From The Australian on Saturday:
“I’m saying that Greece manipulated data and I think this is manipulation of data too,” Professor Pagan said at a Melbourne Institute conference on the IGR in Canberra yesterday.
His allegation provoked a furious response from Treasury’s head of macroeconomics, David Gruen. “We didn’t make it up,” he said.
Oh really? More spin from budget paper no. 1 this week:
The Carbon Pricing Mechanism is expected to raise $24.7 billion in receipts over the forward estimates. The receipt estimates incorporate a carbon price for 2015-16 of $29, based on Treasury modelling in Strong Growth, Low Pollution.
The reality:
European carbon prices have been trading near record lows below $10 and some leading analysts, including Bloomberg New Energy Finance, predict that the carbon price will stay low and remain close to the $4 mark by 2020.
To be honest you should leave economic concepts alone as you have little understnding of them.
The key two forecasts for the budget are nominal GDP growth and terms of Trade. They both err on the highly conservative side.
Any talk of Greece and Asutralia is simply bollocks
Ok mate whatever. Way to introduce a non-sequitur. I did not mention nGDP or ToT.
My basic point is that the budget is not a disinterested analysis of the economy, it is put through a political filter … and that holds whether Labor or the Coalition is in power.
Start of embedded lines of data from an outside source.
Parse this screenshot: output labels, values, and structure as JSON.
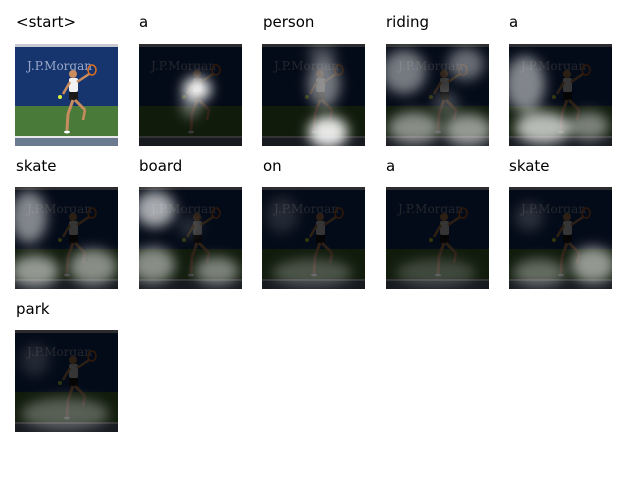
{
  "frames": [
    {
      "word": "<start>",
      "attention": "none"
    },
    {
      "word": "a",
      "attention": "center"
    },
    {
      "word": "person",
      "attention": "player"
    },
    {
      "word": "riding",
      "attention": "upper-and-lower"
    },
    {
      "word": "a",
      "attention": "left-and-lower"
    },
    {
      "word": "skate",
      "attention": "left-lower"
    },
    {
      "word": "board",
      "attention": "left-upper-lower"
    },
    {
      "word": "on",
      "attention": "diffuse-lower"
    },
    {
      "word": "a",
      "attention": "diffuse"
    },
    {
      "word": "skate",
      "attention": "lower-right"
    },
    {
      "word": "park",
      "attention": "lower-wide"
    }
  ],
  "scene": {
    "banner_text": "J.P.Morgan",
    "colors": {
      "wall": "#16346e",
      "court": "#4a7a3a",
      "court_line": "#e8e8e8",
      "skin": "#c98c5e",
      "shirt": "#f2f2f2",
      "shorts": "#1a1a1a"
    }
  }
}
Do you think $29 is Treasury’s prediction of the carbon price in 2015-16 or the government’s?
The problem with this government is that they have so often used Treasury as a human shield rather than just make their own arguments and defend them.
Someone said to me once that Costello would advice his junior ministers “never use a Treasury brief to win an argument.” Swan and Wong could take that advice a bit more information.
Are low carbon prices an indicator of policy success?
http://www.forbes.com/sites/timworstall/2012/02/18/low-carbon-credit-prices-are-a-sign-of-success-not-failure/
There is a lot that can happen until 2015/16.
Both nominal GDP and TOT are more important to the budget’s bottom line than that.
Are you assuming permanent recession in Europe and no attempt to roll back the excess permits?